A group of 42 United States Senators have sent President Donald Trump a letter asking him to protect the DACA program.
DACA is short for Deferred Action for Childhood Arrivals and allows undocumented youth, who were brought to the United States as children, to legally work and are a low priority for deportation.
“We have already invested in them by educating them in American schools. It makes no sense to squander their talents by deporting them in to countries they barely remember,” the letter states.
The Senators sent the letter in response to a group of ten attorneys general who threatened to sue the Trump administration if the president does not end the DACA program by September 5th. The letter attacks the very existence of the lawsuit threat.
“Ironically, these states never sued President Barack Obama over the DACA program. If this threat is successful, it would undermine your ability to set immigration policy for your administration and put hundreds of thousands of talented young people at risk of imminent deportation,” the letter states.
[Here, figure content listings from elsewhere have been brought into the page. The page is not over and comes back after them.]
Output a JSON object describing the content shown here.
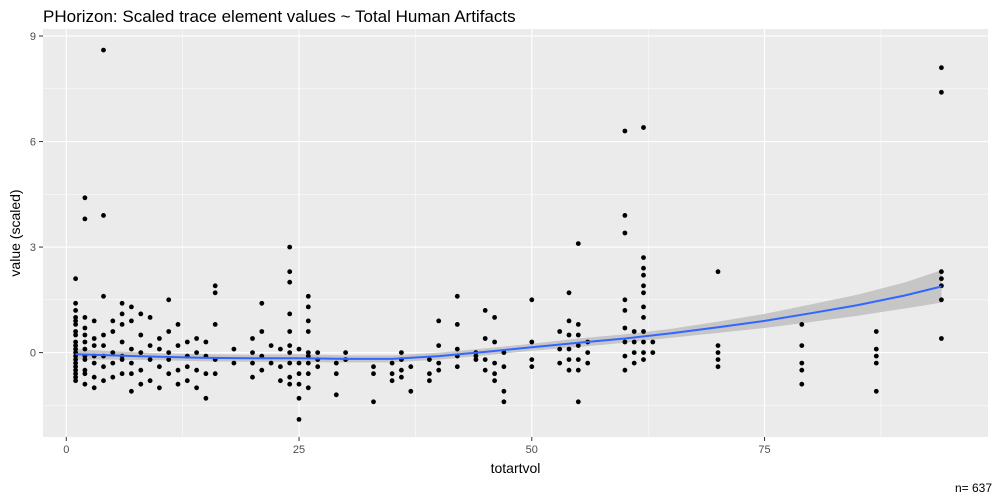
{
  "chart_data": {
    "type": "scatter",
    "title": "PHorizon: Scaled trace element values ~ Total Human Artifacts",
    "xlabel": "totartvol",
    "ylabel": "value (scaled)",
    "caption": "n= 637",
    "xlim": [
      -2.5,
      99
    ],
    "ylim": [
      -2.4,
      9.2
    ],
    "x_ticks": [
      0,
      25,
      50,
      75
    ],
    "y_ticks": [
      0,
      3,
      6,
      9
    ],
    "grid": true,
    "colors": {
      "panel": "#ebebeb",
      "grid": "#ffffff",
      "points": "#000000",
      "smooth_line": "#3366ff",
      "ribbon": "#bfbfbf"
    },
    "points": [
      [
        1,
        -0.1
      ],
      [
        1,
        0.3
      ],
      [
        1,
        -0.6
      ],
      [
        1,
        2.1
      ],
      [
        1,
        1.4
      ],
      [
        1,
        1.2
      ],
      [
        1,
        0.9
      ],
      [
        1,
        0.6
      ],
      [
        1,
        0.2
      ],
      [
        1,
        -0.3
      ],
      [
        1,
        -0.5
      ],
      [
        1,
        -0.8
      ],
      [
        1,
        0.8
      ],
      [
        1,
        0.5
      ],
      [
        1,
        1.0
      ],
      [
        1,
        -0.2
      ],
      [
        1,
        0.0
      ],
      [
        1,
        0.1
      ],
      [
        1,
        -0.4
      ],
      [
        1,
        -0.7
      ],
      [
        2,
        4.4
      ],
      [
        2,
        3.8
      ],
      [
        2,
        1.0
      ],
      [
        2,
        0.5
      ],
      [
        2,
        0.1
      ],
      [
        2,
        -0.2
      ],
      [
        2,
        -0.5
      ],
      [
        2,
        -0.9
      ],
      [
        2,
        0.7
      ],
      [
        2,
        -0.1
      ],
      [
        2,
        -0.6
      ],
      [
        2,
        0.3
      ],
      [
        3,
        -0.1
      ],
      [
        3,
        0.4
      ],
      [
        3,
        -0.7
      ],
      [
        3,
        -1.0
      ],
      [
        3,
        0.2
      ],
      [
        3,
        -0.3
      ],
      [
        3,
        0.9
      ],
      [
        4,
        8.6
      ],
      [
        4,
        3.9
      ],
      [
        4,
        1.6
      ],
      [
        4,
        0.2
      ],
      [
        4,
        -0.4
      ],
      [
        4,
        -0.8
      ],
      [
        4,
        0.5
      ],
      [
        4,
        -0.1
      ],
      [
        5,
        0.6
      ],
      [
        5,
        -0.3
      ],
      [
        5,
        -0.7
      ],
      [
        5,
        0.0
      ],
      [
        5,
        0.9
      ],
      [
        6,
        1.1
      ],
      [
        6,
        1.4
      ],
      [
        6,
        0.8
      ],
      [
        6,
        -0.2
      ],
      [
        6,
        -0.6
      ],
      [
        6,
        0.3
      ],
      [
        6,
        -0.1
      ],
      [
        7,
        1.3
      ],
      [
        7,
        0.9
      ],
      [
        7,
        -0.6
      ],
      [
        7,
        -1.1
      ],
      [
        7,
        0.1
      ],
      [
        7,
        -0.3
      ],
      [
        8,
        1.1
      ],
      [
        8,
        0.5
      ],
      [
        8,
        0.0
      ],
      [
        8,
        -0.5
      ],
      [
        8,
        -0.9
      ],
      [
        9,
        1.0
      ],
      [
        9,
        0.2
      ],
      [
        9,
        -0.2
      ],
      [
        9,
        -0.8
      ],
      [
        10,
        -0.4
      ],
      [
        10,
        0.1
      ],
      [
        10,
        -1.0
      ],
      [
        10,
        0.4
      ],
      [
        11,
        1.5
      ],
      [
        11,
        0.6
      ],
      [
        11,
        -0.2
      ],
      [
        11,
        -0.6
      ],
      [
        11,
        0.0
      ],
      [
        12,
        0.2
      ],
      [
        12,
        -0.5
      ],
      [
        12,
        -0.9
      ],
      [
        12,
        0.8
      ],
      [
        13,
        -0.4
      ],
      [
        13,
        -0.1
      ],
      [
        13,
        -0.8
      ],
      [
        13,
        0.3
      ],
      [
        14,
        0.4
      ],
      [
        14,
        -0.5
      ],
      [
        14,
        -1.0
      ],
      [
        14,
        0.0
      ],
      [
        15,
        -0.6
      ],
      [
        15,
        -1.3
      ],
      [
        15,
        0.3
      ],
      [
        15,
        -0.1
      ],
      [
        16,
        1.9
      ],
      [
        16,
        1.7
      ],
      [
        16,
        0.8
      ],
      [
        16,
        -0.6
      ],
      [
        16,
        -0.2
      ],
      [
        18,
        0.1
      ],
      [
        18,
        -0.3
      ],
      [
        20,
        0.4
      ],
      [
        20,
        -0.3
      ],
      [
        20,
        -0.7
      ],
      [
        20,
        0.0
      ],
      [
        21,
        1.4
      ],
      [
        21,
        0.6
      ],
      [
        21,
        -0.1
      ],
      [
        21,
        -0.5
      ],
      [
        22,
        -0.3
      ],
      [
        22,
        0.2
      ],
      [
        23,
        -0.4
      ],
      [
        23,
        -0.8
      ],
      [
        23,
        0.1
      ],
      [
        24,
        3.0
      ],
      [
        24,
        2.3
      ],
      [
        24,
        2.0
      ],
      [
        24,
        1.1
      ],
      [
        24,
        0.6
      ],
      [
        24,
        0.2
      ],
      [
        24,
        -0.3
      ],
      [
        24,
        -0.7
      ],
      [
        24,
        -0.9
      ],
      [
        24,
        0.0
      ],
      [
        25,
        -1.9
      ],
      [
        25,
        -1.3
      ],
      [
        25,
        -0.9
      ],
      [
        25,
        -0.3
      ],
      [
        25,
        0.1
      ],
      [
        25,
        -0.6
      ],
      [
        26,
        1.6
      ],
      [
        26,
        1.3
      ],
      [
        26,
        0.9
      ],
      [
        26,
        0.6
      ],
      [
        26,
        0.0
      ],
      [
        26,
        -0.3
      ],
      [
        26,
        -0.6
      ],
      [
        26,
        -1.0
      ],
      [
        26,
        -0.1
      ],
      [
        27,
        -0.4
      ],
      [
        27,
        0.0
      ],
      [
        27,
        -0.2
      ],
      [
        29,
        -1.2
      ],
      [
        29,
        -0.6
      ],
      [
        29,
        -0.3
      ],
      [
        30,
        0.0
      ],
      [
        30,
        -0.2
      ],
      [
        33,
        -1.4
      ],
      [
        33,
        -0.6
      ],
      [
        33,
        -0.4
      ],
      [
        35,
        -0.3
      ],
      [
        35,
        -0.6
      ],
      [
        35,
        -0.8
      ],
      [
        36,
        0.0
      ],
      [
        36,
        -0.5
      ],
      [
        36,
        -0.7
      ],
      [
        36,
        -0.2
      ],
      [
        37,
        -1.1
      ],
      [
        37,
        -0.4
      ],
      [
        39,
        -0.6
      ],
      [
        39,
        -0.8
      ],
      [
        39,
        -0.2
      ],
      [
        40,
        0.9
      ],
      [
        40,
        0.2
      ],
      [
        40,
        -0.3
      ],
      [
        40,
        -0.5
      ],
      [
        42,
        1.6
      ],
      [
        42,
        0.8
      ],
      [
        42,
        0.1
      ],
      [
        42,
        -0.4
      ],
      [
        42,
        -0.1
      ],
      [
        44,
        -0.2
      ],
      [
        44,
        0.0
      ],
      [
        44,
        -0.1
      ],
      [
        45,
        1.2
      ],
      [
        45,
        0.4
      ],
      [
        45,
        -0.2
      ],
      [
        45,
        -0.5
      ],
      [
        46,
        1.0
      ],
      [
        46,
        0.3
      ],
      [
        46,
        -0.3
      ],
      [
        46,
        -0.6
      ],
      [
        46,
        -0.8
      ],
      [
        47,
        -1.4
      ],
      [
        47,
        -1.1
      ],
      [
        47,
        -0.4
      ],
      [
        47,
        0.0
      ],
      [
        50,
        1.5
      ],
      [
        50,
        0.3
      ],
      [
        50,
        -0.2
      ],
      [
        50,
        -0.4
      ],
      [
        53,
        0.6
      ],
      [
        53,
        0.1
      ],
      [
        53,
        -0.3
      ],
      [
        54,
        1.7
      ],
      [
        54,
        0.9
      ],
      [
        54,
        0.5
      ],
      [
        54,
        0.1
      ],
      [
        54,
        -0.2
      ],
      [
        54,
        -0.5
      ],
      [
        55,
        3.1
      ],
      [
        55,
        -1.4
      ],
      [
        55,
        -0.5
      ],
      [
        55,
        -0.2
      ],
      [
        55,
        0.2
      ],
      [
        55,
        0.5
      ],
      [
        55,
        0.8
      ],
      [
        56,
        0.3
      ],
      [
        56,
        0.0
      ],
      [
        56,
        -0.3
      ],
      [
        60,
        6.3
      ],
      [
        60,
        3.9
      ],
      [
        60,
        3.4
      ],
      [
        60,
        1.5
      ],
      [
        60,
        1.2
      ],
      [
        60,
        0.7
      ],
      [
        60,
        0.3
      ],
      [
        60,
        -0.1
      ],
      [
        60,
        -0.5
      ],
      [
        61,
        0.6
      ],
      [
        61,
        0.3
      ],
      [
        61,
        0.0
      ],
      [
        61,
        -0.3
      ],
      [
        62,
        6.4
      ],
      [
        62,
        2.7
      ],
      [
        62,
        2.4
      ],
      [
        62,
        2.2
      ],
      [
        62,
        1.9
      ],
      [
        62,
        1.7
      ],
      [
        62,
        1.3
      ],
      [
        62,
        1.0
      ],
      [
        62,
        0.6
      ],
      [
        62,
        0.3
      ],
      [
        62,
        0.0
      ],
      [
        62,
        -0.2
      ],
      [
        63,
        0.3
      ],
      [
        63,
        0.0
      ],
      [
        70,
        2.3
      ],
      [
        70,
        0.2
      ],
      [
        70,
        0.0
      ],
      [
        70,
        -0.2
      ],
      [
        70,
        -0.4
      ],
      [
        79,
        0.8
      ],
      [
        79,
        0.2
      ],
      [
        79,
        -0.3
      ],
      [
        79,
        -0.5
      ],
      [
        79,
        -0.9
      ],
      [
        87,
        0.6
      ],
      [
        87,
        0.1
      ],
      [
        87,
        -0.1
      ],
      [
        87,
        -0.3
      ],
      [
        87,
        -1.1
      ],
      [
        94,
        8.1
      ],
      [
        94,
        7.4
      ],
      [
        94,
        2.3
      ],
      [
        94,
        2.1
      ],
      [
        94,
        1.9
      ],
      [
        94,
        1.5
      ],
      [
        94,
        0.4
      ]
    ],
    "smooth": {
      "x": [
        1,
        5,
        10,
        15,
        20,
        25,
        30,
        35,
        40,
        45,
        50,
        55,
        60,
        65,
        70,
        75,
        80,
        85,
        90,
        94
      ],
      "y": [
        -0.05,
        -0.08,
        -0.12,
        -0.15,
        -0.16,
        -0.16,
        -0.18,
        -0.18,
        -0.1,
        0.02,
        0.15,
        0.28,
        0.4,
        0.55,
        0.72,
        0.9,
        1.12,
        1.35,
        1.62,
        1.88
      ],
      "lower": [
        -0.2,
        -0.2,
        -0.22,
        -0.25,
        -0.26,
        -0.27,
        -0.28,
        -0.28,
        -0.2,
        -0.08,
        0.05,
        0.16,
        0.28,
        0.42,
        0.56,
        0.7,
        0.87,
        1.05,
        1.25,
        1.42
      ],
      "upper": [
        0.1,
        0.04,
        -0.02,
        -0.05,
        -0.06,
        -0.05,
        -0.08,
        -0.08,
        0.0,
        0.12,
        0.25,
        0.4,
        0.52,
        0.68,
        0.88,
        1.1,
        1.37,
        1.65,
        1.99,
        2.34
      ]
    }
  }
}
The senators wrote that just about 790,000 immigrants have come out of the shadows and received DACA. They cited a study by the conservative CATO Institute to support their claim for DACA protection. In the study the institute found that deporting DACA recipients would cost over $60 billion and would result in a $280 billion reduction in the economic growth over the next decade.
The Trump administration has sent mixed signals regarding DACA. Trump has been quoted in the past saying that DACA recipients can “rest easy” because the federal government is only after criminals. Meanwhile, Attorney General Jeff Sessions has been quoted on the contrary, “We can’t promise people who are here unlawfully that they’re not going to be deported.”